Apparently neither Venus nor Mars EVER had quite the right massive iron core needed to generate such belts. And the gas giants are the exact OPPOSITE: in addition to the deadly electrons stream from Sol, the planets themselves generate HUGE amounts of deadly radiation, sterilizing EVERYTHING that comes near them.
So, what does this do to the estimates of the chances of habitable planets elsewhere? I think we’re close to “damn near impossible”.
Sol’s family of planets was VERY carefully crafted. And the jewel of Sol’s children is Earth, which was also VERY carefully crafted. And upon this artificially perfect world, humans were VERY carefully crafted. We can look for Earth 2 if we want, but we’ll never find it.
Having cut my teeth on radiation belt physics–NASA/AMPTE (launched in 1984) was the topic of my PhD–and also having known Shri since he was a graduate student, I can honestly say we’ve known these things about the radiation belts since at least 1932 when Carl Stoermer calculated charged particle orbits by hand, without the benefit of a computer. It took him 20 years.
We rediscovered Stoermer in 1955 (before Sputnik) when electron whistlers were explained as plasma ducts.
We rediscovered Stoermer yet again in 1958 when Explorer 1 returned saturated Geiger tube measurements and James Van Allen had the genius to hire Carl McIlwain as a grad student who explained it.

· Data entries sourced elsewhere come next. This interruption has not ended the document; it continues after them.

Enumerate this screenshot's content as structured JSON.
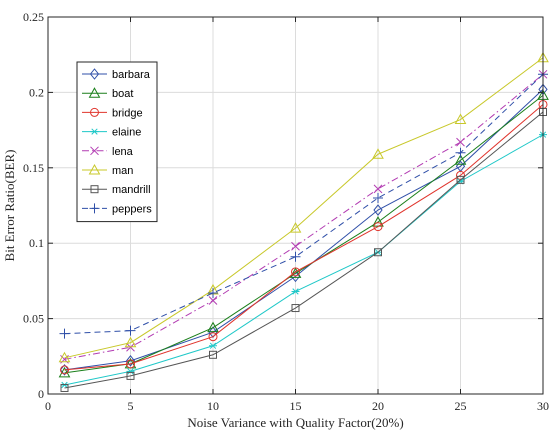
{
  "chart_data": {
    "type": "line",
    "title": "",
    "xlabel": "Noise Variance with Quality Factor(20%)",
    "ylabel": "Bit Error Ratio(BER)",
    "xlim": [
      0,
      30
    ],
    "ylim": [
      0,
      0.25
    ],
    "xticks": [
      0,
      5,
      10,
      15,
      20,
      25,
      30
    ],
    "yticks": [
      0,
      0.05,
      0.1,
      0.15,
      0.2,
      0.25
    ],
    "xtick_labels": [
      "0",
      "5",
      "10",
      "15",
      "20",
      "25",
      "30"
    ],
    "ytick_labels": [
      "0",
      "0.05",
      "0.1",
      "0.15",
      "0.2",
      "0.25"
    ],
    "grid": true,
    "legend_position": "top-left",
    "x": [
      1,
      5,
      10,
      15,
      20,
      25,
      30
    ],
    "series": [
      {
        "name": "barbara",
        "values": [
          0.016,
          0.022,
          0.041,
          0.078,
          0.122,
          0.151,
          0.202
        ],
        "color": "#2f4fa8",
        "marker": "diamond",
        "dash": "solid"
      },
      {
        "name": "boat",
        "values": [
          0.014,
          0.02,
          0.044,
          0.08,
          0.114,
          0.155,
          0.198
        ],
        "color": "#1a7f1a",
        "marker": "triangle",
        "dash": "solid"
      },
      {
        "name": "bridge",
        "values": [
          0.016,
          0.02,
          0.038,
          0.081,
          0.111,
          0.145,
          0.192
        ],
        "color": "#e0342c",
        "marker": "circle",
        "dash": "solid"
      },
      {
        "name": "elaine",
        "values": [
          0.006,
          0.015,
          0.032,
          0.068,
          0.094,
          0.141,
          0.172
        ],
        "color": "#1fc8c8",
        "marker": "asterisk",
        "dash": "solid"
      },
      {
        "name": "lena",
        "values": [
          0.023,
          0.031,
          0.062,
          0.098,
          0.136,
          0.167,
          0.212
        ],
        "color": "#b23bb2",
        "marker": "x",
        "dash": "dashdot"
      },
      {
        "name": "man",
        "values": [
          0.024,
          0.034,
          0.069,
          0.11,
          0.159,
          0.182,
          0.223
        ],
        "color": "#c8c82a",
        "marker": "triangle",
        "dash": "solid"
      },
      {
        "name": "mandrill",
        "values": [
          0.004,
          0.012,
          0.026,
          0.057,
          0.094,
          0.142,
          0.187
        ],
        "color": "#555555",
        "marker": "square",
        "dash": "solid"
      },
      {
        "name": "peppers",
        "values": [
          0.04,
          0.042,
          0.067,
          0.091,
          0.13,
          0.16,
          0.212
        ],
        "color": "#2f4fa8",
        "marker": "plus",
        "dash": "dashed"
      }
    ]
  }
}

We rediscovered Stoermer yet again in 1966 when McIlwain invented the L-shell to explain the 3rd adiabatic invariant and its variation with solar activity. That was the famous paper where he explains all this and then withdrew it from publication when some referee wanted to be referenced as having discovered it first.

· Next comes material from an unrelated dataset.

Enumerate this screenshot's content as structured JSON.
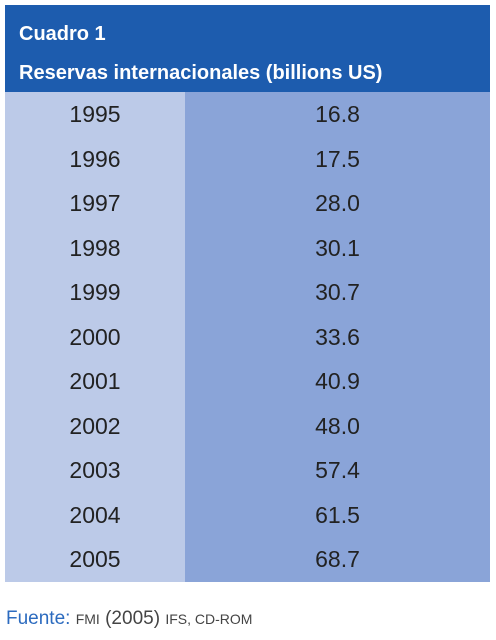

We rediscovered Stoermer yet again in 1992 when NASA launched a SAMPEX “small” satellite to probe the radiation belts and they found two of them. That was Shri’s satellite, and marks perhaps the fourth rediscovery of Stoermer.
So no, there is nothing bizarre about the radiation belts that we haven’t known for some 80 years.

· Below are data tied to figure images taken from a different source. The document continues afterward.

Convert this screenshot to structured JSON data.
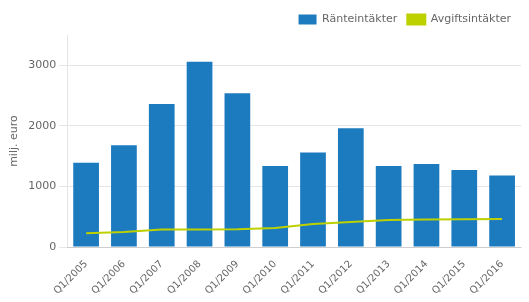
{
  "chart_data": {
    "type": "bar",
    "categories": [
      "Q1/2005",
      "Q1/2006",
      "Q1/2007",
      "Q1/2008",
      "Q1/2009",
      "Q1/2010",
      "Q1/2011",
      "Q1/2012",
      "Q1/2013",
      "Q1/2014",
      "Q1/2015",
      "Q1/2016"
    ],
    "series": [
      {
        "name": "Ränteintäkter",
        "type": "bar",
        "color": "#1c7abf",
        "values": [
          1390,
          1680,
          2360,
          3060,
          2540,
          1340,
          1560,
          1960,
          1340,
          1370,
          1270,
          1180
        ]
      },
      {
        "name": "Avgiftsintäkter",
        "type": "line",
        "color": "#bdd100",
        "values": [
          230,
          250,
          290,
          290,
          295,
          315,
          380,
          415,
          445,
          455,
          460,
          465
        ]
      }
    ],
    "ylabel": "milj. euro",
    "ylim": [
      0,
      3500
    ],
    "yticks": [
      0,
      1000,
      2000,
      3000
    ],
    "grid": true,
    "legend": "upper right"
  }
}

Now where the particles in the radiation belts come from, is an open mystery that hasn’t been solved since 1932 when Stoermer declared them “forbidden orbits” with no access to solar wind. It was, on paper at least, the justification for the 2012 radiation belt probe mission, though to my knowledge, they still haven’t found the origin of the outer radiation belts.
If you’re dying of curiosity, I can direct you to a few papers I’ve written.